Mapping

Mappings determine how the data is translated into a plot. For example, this mapping maps columns weight and height to positional arguments 1 and 2, and age to the markersize attribute of the Scatter plotting function:

mapping(:weight, :height, markersize = :age)
AlgebraOfGraphics.mappingFunction
mapping(positional...; named...)

Create a Layer with positional and named selectors. These selectors will be translated into input data for the Makie plotting function or AlgebraOfGraphics analysis that is chosen to visualize the Layer.

A Layer created with mapping does not have a data source by default, you can add one by multiplying with the output of the data function.

The positional and named selectors of mapping are converted to actual input data for the plotting function that will be selected via visual. The translation from selector to data differs according to the data source.

Tabular data

When a mapping is combined with a data(tabular) where tabular is some Tables.jl-compatible object, each argument will be interpreted as a column selector. Additionally, it's allowed to specify columns outside of the dataset directly by wrapping the values in direct.
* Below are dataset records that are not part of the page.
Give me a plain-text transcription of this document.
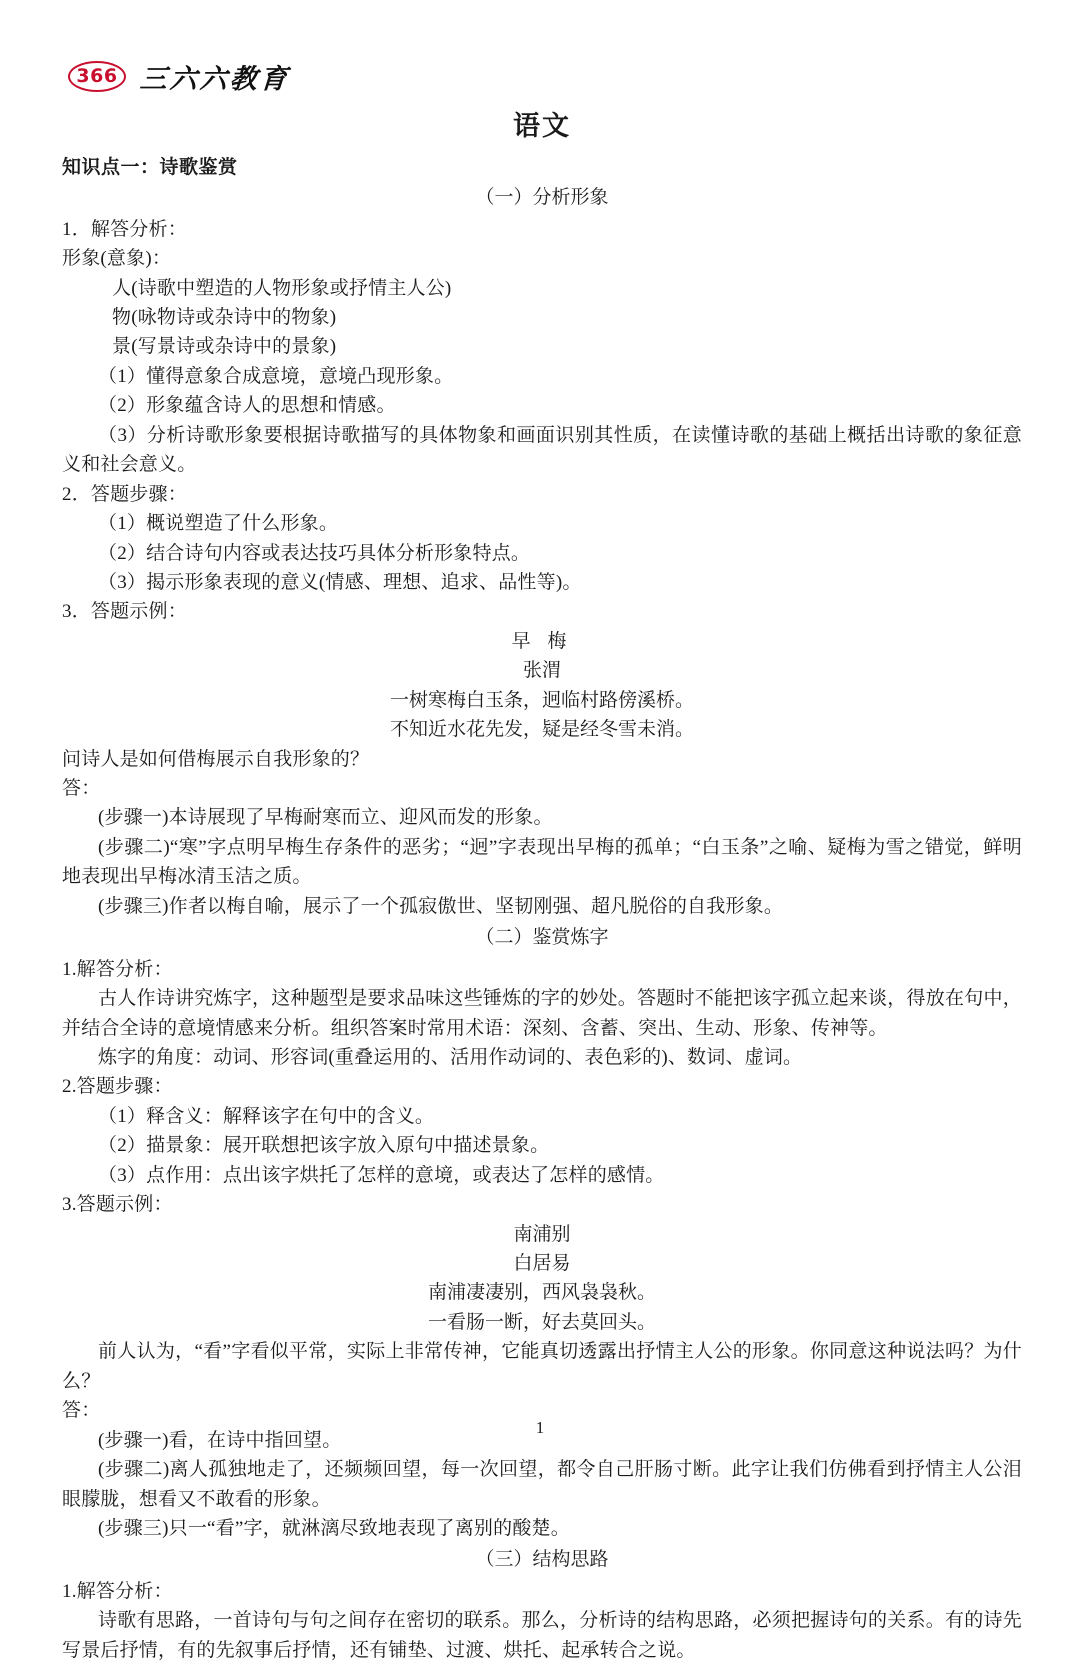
366 三六六教育
语文
知识点一：诗歌鉴赏
（一）分析形象
1．解答分析：
形象(意象)：
人(诗歌中塑造的人物形象或抒情主人公)
物(咏物诗或杂诗中的物象)
景(写景诗或杂诗中的景象)
（1）懂得意象合成意境，意境凸现形象。
（2）形象蕴含诗人的思想和情感。
（3）分析诗歌形象要根据诗歌描写的具体物象和画面识别其性质，在读懂诗歌的基础上概括出诗歌的象征意义和社会意义。
2．答题步骤：
（1）概说塑造了什么形象。
（2）结合诗句内容或表达技巧具体分析形象特点。
（3）揭示形象表现的意义(情感、理想、追求、品性等)。
3．答题示例：
早 梅
张渭
一树寒梅白玉条，迥临村路傍溪桥。
不知近水花先发，疑是经冬雪未消。
问诗人是如何借梅展示自我形象的？
答：
(步骤一)本诗展现了早梅耐寒而立、迎风而发的形象。
(步骤二)“寒”字点明早梅生存条件的恶劣；“迥”字表现出早梅的孤单；“白玉条”之喻、疑梅为雪之错觉，鲜明地表现出早梅冰清玉洁之质。
(步骤三)作者以梅自喻，展示了一个孤寂傲世、坚韧刚强、超凡脱俗的自我形象。
（二）鉴赏炼字
1.解答分析：
古人作诗讲究炼字，这种题型是要求品味这些锤炼的字的妙处。答题时不能把该字孤立起来谈，得放在句中，并结合全诗的意境情感来分析。组织答案时常用术语：深刻、含蓄、突出、生动、形象、传神等。
炼字的角度：动词、形容词(重叠运用的、活用作动词的、表色彩的)、数词、虚词。
2.答题步骤：
（1）释含义：解释该字在句中的含义。
（2）描景象：展开联想把该字放入原句中描述景象。
（3）点作用：点出该字烘托了怎样的意境，或表达了怎样的感情。
3.答题示例：
南浦别
白居易
南浦凄凄别，西风袅袅秋。
一看肠一断，好去莫回头。
前人认为，“看”字看似平常，实际上非常传神，它能真切透露出抒情主人公的形象。你同意这种说法吗？为什么？
答：
(步骤一)看，在诗中指回望。
(步骤二)离人孤独地走了，还频频回望，每一次回望，都令自己肝肠寸断。此字让我们仿佛看到抒情主人公泪眼朦胧，想看又不敢看的形象。
(步骤三)只一“看”字，就淋漓尽致地表现了离别的酸楚。
（三）结构思路
1.解答分析：
诗歌有思路，一首诗句与句之间存在密切的联系。那么，分析诗的结构思路，必须把握诗句的关系。有的诗先写景后抒情，有的先叙事后抒情，还有铺垫、过渡、烘托、起承转合之说。
1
The values can either be vectors that have to match the number of rows from the tabular data, or scalars that will be expanded as if they were a column filled with the same value.

mapping(
    :x,                        # column named "x"
    "a column";                # column named "a column"
    color = 1,                 # first column
    marker = direct("abc"),    # a new column filled with the string "abc"
    linestyle = direct(1:3),   # a new column, length must match the table
)

nothing

If no data is set, each entry of mapping should be an AbstractVector that specifies a column of data directly. Scalars like strings for example will be expanded as if they were a column filled with the same value. This is useful when a legend should be shown, but there's only one group.

mapping(
    1:3,               # a column with values 1 to 3
    [4, 5, 6],         # a column with values 4 to 6 
    color = "group 1", # a column with repeated value "group 1"         
)

Pregrouped

With data(Pregrouped()) * mapping(...) or the shortcut pregrouped(...), each element in mapping specifies input data directly, like with nothing. However, in this mode, data should be passed in pregrouped. Categorical variables should come as a vector of categories, while numerical variables should come as a vector of vectors of values, with as many inner vectors as there are groups in the categorical variables.

pregrouped(
    [[1, 2, 3], [4, 5]], # two grouped vectors, of length 3 and 2
    color = ["A", "B"]   # a vector with two categorical group values
)
source

Aesthetics

The structure of a mapping is always directly tied to the signature of the plotting function (or analysis) that it is being connected with. What visual aspects of the plot the positional or keyword arguments affect depends on the plotting function in use.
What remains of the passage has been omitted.